Crédits photos : Révolution Permanente

Le 21 novembre dernier, les aiguilleurs et aiguilleuses du Bourget démarraient une grève pour les salaires et les conditions de travail, contre les réorganisations et le manque de personnel. La grève a démarré sur des débrayages de 59 minutes aux heures de pointe, d’abord une, puis deux fois par jour. Avec le début du mouvement contre la réforme des retraites, la grève s’y est liée, et a combiné la grève de 59 minutes avec les temps forts de journées interprofessionnelles avec des taux de grévistes à 70-80%, puis avec une grève reconductible de 24h à partir du 7 mars.

Face à la détermination sur la durée et à l’auto-organisation des grévistes, la direction, qui se montrait jusqu’ici jusqu’au-boutiste, a dû céder et répondre à une grande partie des revendications, que ce soit sur les salaires ou les conditions de travail : les grévistes du Bourget viennent d’arracher l’équivalent d’un 14e mois de salaire, entre 1500 et 2000 euros par agent, en primes pour cette année. Ils ont aussi obtenu des créations de poste qui permettront de répartir la charge de travail.

Une grève pour les conditions de travail et pour les salaires

Au Bourget, la grève s’inscrivait dans un contexte d’inflation et de colère profonde qui commençait à émerger dans le secteur, provoquée par les marques de mépris reçues par les travailleurs « essentiels » depuis la sortie de la crise du Covid que ce soit par le gouvernement ou la direction de la SNCF. Pour Morad, qui travaille depuis 17 ans à la SNCF : « Nous sommes la France d’en bas et c’est cette France d’en bas qui a soutenu l’économie pendant le Covid, avec Macron qui parlait des ouvriers ‘en première ligne’. Il y a eu un clivage entre les directions et les agents en première ligne. »

Avec l’explosion des prix le ras-le-bol a encore augmenté : « Dans un contexte de hausse des prix généralisée, notamment concernant les courses du quotidien, on demandait une reconnaissance, notre niveau de salaire n’était pas suffisant » explique Morad. « On veut vivre et non pas survivre, pouvoir faire ses courses et ne pas se sentir esclave de son travail ».

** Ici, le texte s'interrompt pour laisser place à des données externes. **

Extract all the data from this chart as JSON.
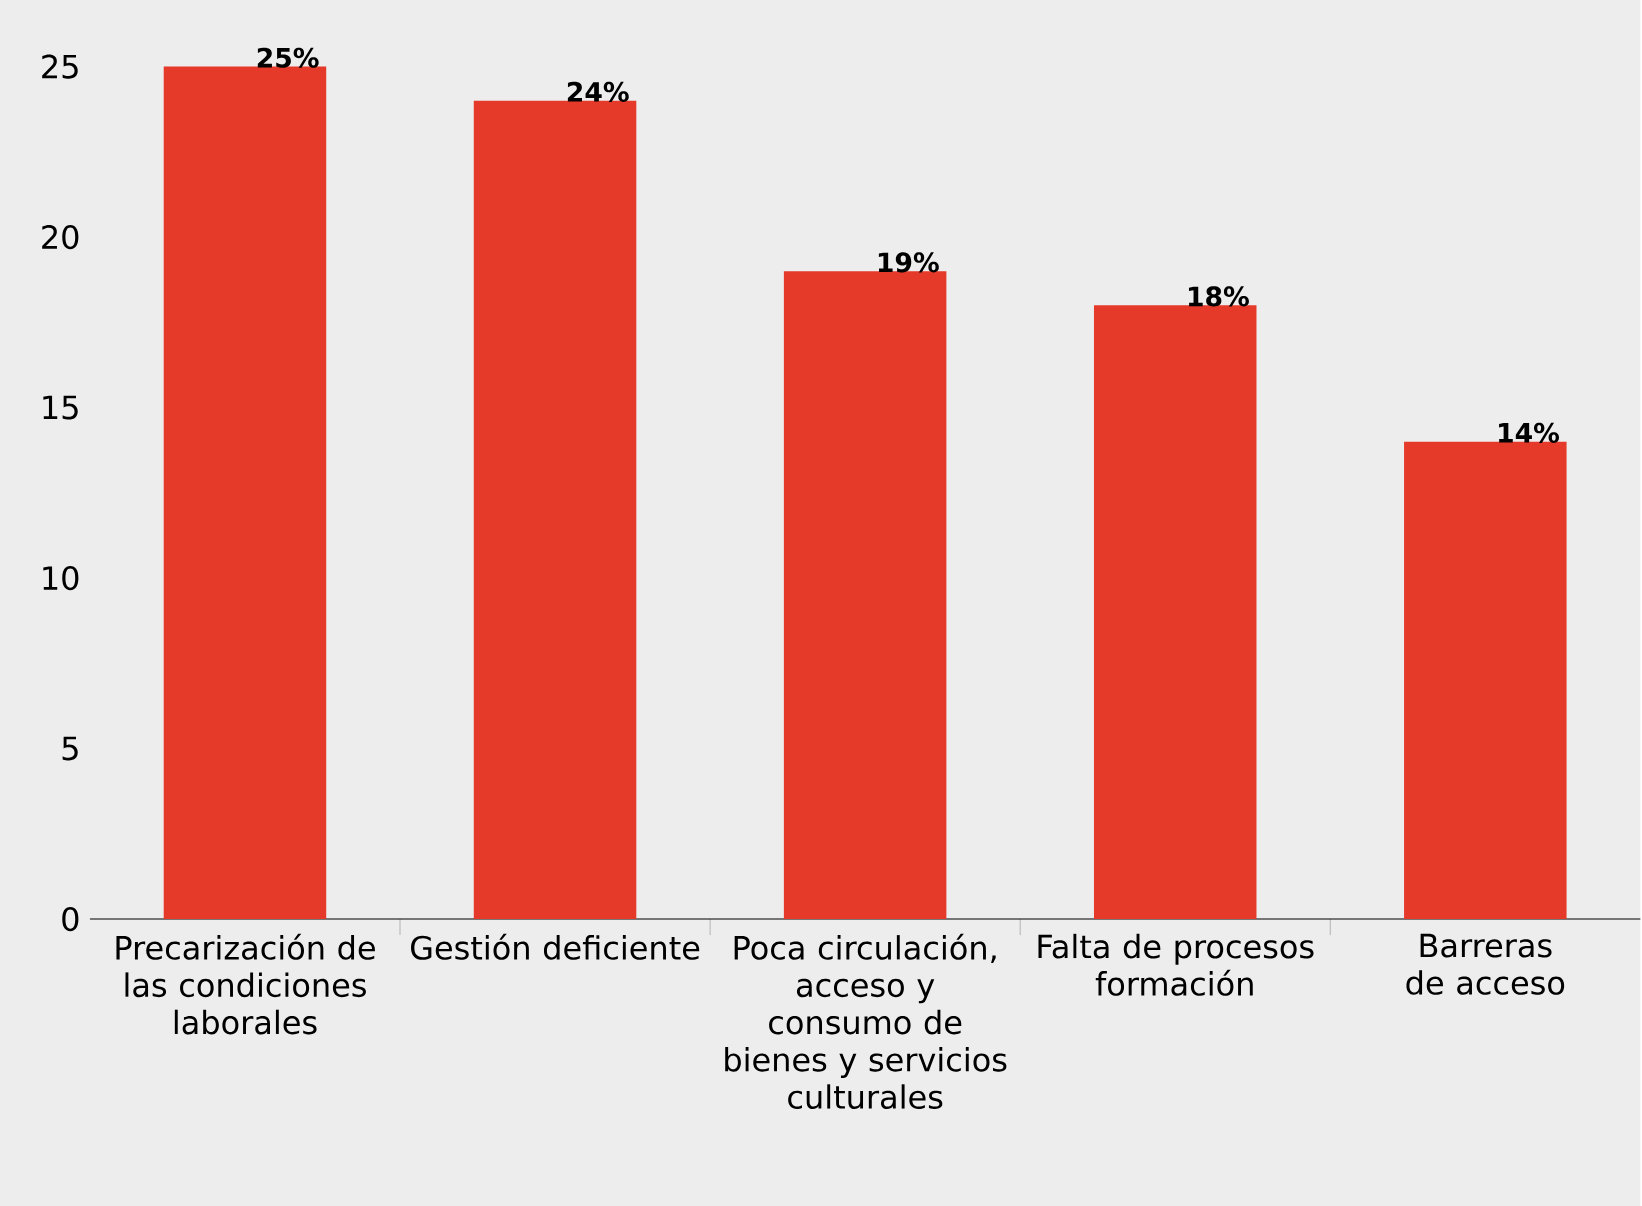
{
  "chart_data": {
    "type": "bar",
    "categories": [
      "Precarización de las condiciones laborales",
      "Gestión deficiente",
      "Poca circulación, acceso y consumo de bienes y servicios culturales",
      "Falta de procesos formación",
      "Barreras de acceso"
    ],
    "values": [
      25,
      24,
      19,
      18,
      14
    ],
    "value_labels": [
      "25%",
      "24%",
      "19%",
      "18%",
      "14%"
    ],
    "color": "#e5392a",
    "ylim": [
      0,
      25
    ],
    "yticks": [
      0,
      5,
      10,
      15,
      20,
      25
    ],
    "grid": false
  }
}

Face à la direction, les grévistes du Bourget ont réussi à arracher beaucoup, que ce soit concernant les salaires mais aussi du côté des conditions de travail et de l’amélioration des postes. Des revalorisations de primes déjà existantes, ainsi que des primes gratification et inflation. En tout, c’est l’équivalent d’une prime pouvoir d’achat entre 1400€ et 2000€ en fonction des agents que la lutte a permis d’obtenir. Du côté des améliorations des conditions de travail, un budget de 20.000€ a été obtenu, notamment pour équiper certains locaux pour en faire des lieux de convivialité et détente pour les salariés.

Enfin, en termes d’amélioration des conditions de travail les grévistes ont obtenu la création d’un poste d’agent de maîtrise et des priorités d’embauches pour combler les manques d’effectifs. Pour Alexia, qui a fait grève et travaille depuis 7 ans à la SNCF, « ce qui importait à beaucoup d’agents en premier lieu c’était les embauches, car ça devenait très compliqué notamment pour les agents de réserve ». En effet, un agent à la réserve se retrouve parfois à devoir travailler 5 ou 6 jours d’affilés, avec parfois un seul jour de repos avant d’enchaîner une nouvelle série avec autant de jours de travail, en plus des horaires de travail qui changent systématiquement, parfois au dernier moment, en raison des manques d’effectifs.

Après cette victoire revendicative, les cheminots et cheminotes du Bourget ressortent du conflit déterminés, prêts à reprendre la lutte s’il le faut. Pour Jérôme, 25 ans de boîte, et qui n’avait jamais participé à une grève de cette ampleur, « on aurait pu continuer et on est prêts à repartir. Ce n’est pas fini : aujourd’hui tout le monde parle de la [prime] pérenne ». Les agents se battaient en effet aussi pour des augmentations pérennes pour tous et toutes et restent déterminés à ce que la direction recule sur cela. Avec l’idée que leur grève victorieuse puisse inspirer ailleurs : « Il y a du monde qui nous a vu, et ça peut donner des idées. On a un peu montré l’exemple ». Une des discussions lors de l’assemblée générale qui a voté le protocole de fin de conflit était en effet de voir comment continuer la lutte après cette première bataille, en se coordonnant avec d’autres unités opérationnelles et d’autres établissements de circulation pour un mouvement d’ensemble qui permette d’aller chercher la prime pérenne « circulation », revendication des cheminots du Bourget et d’ailleurs.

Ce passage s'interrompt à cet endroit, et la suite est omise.